Asyl: Der Rechts- und Politikwissenschaftler Maximilian Pichl kritisiert auf dem Verfassungsblog ausführlich die "äußerst restriktive" deutsche Verhandlungsposition zur Reform des Gemeinsamen Europäischen Asylsystems. Damit falle die Bundesregierung den Menschenrechtsorganisationen in den Rücken, "die das bisherige EU-Recht erfolgreich nutzen, um gegen die Abschottungspolitik ihrer Regierungen vorzugehen".
Medien/EMFA: Die rheinland-pfälzische Medienpolitikerin Heike Raab (SPD) listet in der FAZ im Namen der Länder Bedenken gegenüber der von der EU-Kommission vorgeschlagenen Europäischen Medienfreiheits-Verordnung (EMFA) auf. Sie betont, dass Medienaufsicht staatsfern sein müsse und warb für das deutsche Modell. Die Länder seien nicht gegen die EMFA-Verordnung, sondern für eine bessere EMFA-Verordnung, die nur eine "Mindestharmonisierung" verlangt, um ein "Mehr" an Medienfreiheit und -vielfalt zu ermöglichen.

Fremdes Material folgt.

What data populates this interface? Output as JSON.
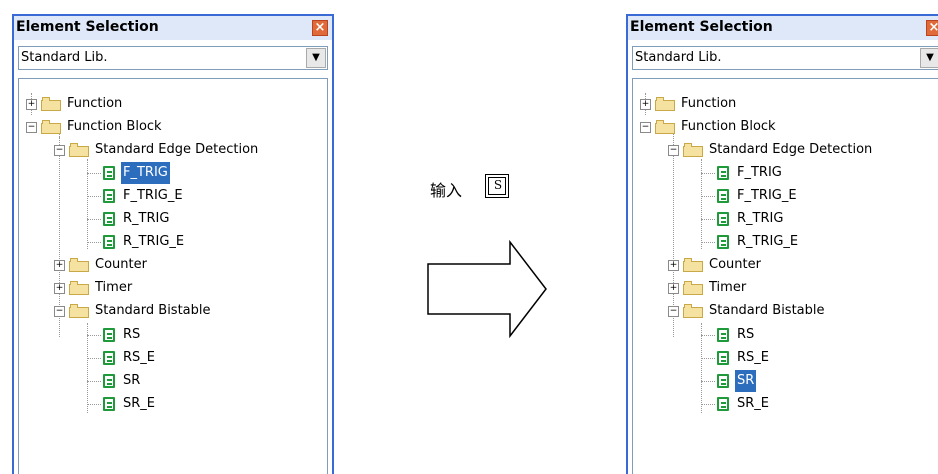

Strafverteidigertag: LTO (Hasso Suliak) fasst die wichtigsten Ergebnisse des Strafverteidigertages in Berlin zusammen. Gefordert wurde eine Dokumentation des Ermittlungsverfahrens, eine Regelung des V-Leute-Einsatzes, eine Verteidigerbestellung ab Beginn der ersten Vernehmung, eine Reform des Strafbefehlsverfahrens, die Entrümpelung des StGB und eine vollständige Entkriminalisierung des Cannabis-Konsums zum Eigengebrauch.
Justiz
LG München I zu Mord im Pflegeheim: Das Landgericht München I hat den Pfleger Mario G. wegen zweifachen Mordes und sechsfachen Mordversuchs zu einer lebenslangen Haftstrafe verurteilt. Das Gericht stellte die besondere Schwere der Schuld fest und verhängte ein lebenslanges Berufsverbot für Tätigkeiten als Alten- und Krankenpfleger. Der 27-Jährige hatte Patienten auf einer Wachstation im Klinikum rechts der Isar in München Medikamente gespritzt, um sie ruhigzustellen. Zwei seiner Patienten (80 und 89 Jahre alt) starben daraufhin. Er sei zu Schichtbeginn immer so alkoholisiert gewesen, dass das Verabreichen von Beruhigungsmitteln nötig gewesen sei, damit er seinen "Rausch ausschlafen" konnte. Der Tod der Patienten sei ihm "egal" gewesen, hatte der Angeklagte ungerührt erklärt. FAZ (Karin Truscheit), SZ (Annette Ramelsberger) und spiegel.de berichten.
OLG Jena – "Knockout 51": Die Bundesanwaltschaft hat vier Angehörige der rechtsextremistischen Neonazi-Kampfsportgruppe "Knockout 51" aus Eisenach unter anderem wegen Mitgliedschaft in einer kriminellen und terroristischen Vereinigung vor dem Oberlandesgericht Jena angeklagt. Ihnen wird vorgeworfen, spätestens seit April 2021 Personen aus der linksextremen Szene töten zu wollen. "Knockout 51" locke unter dem Deckmantel des gemeinsamen körperlichen Trainings junge, nationalistisch gesinnte Männer an, um sie mit rechtsextremem Gedankengut zu beeinflussen und auf Kämpfe mit Polizeibeamten und mit der linken Szene vorzubereiten. Es berichten spiegel.de und taz (Konrad Litschko).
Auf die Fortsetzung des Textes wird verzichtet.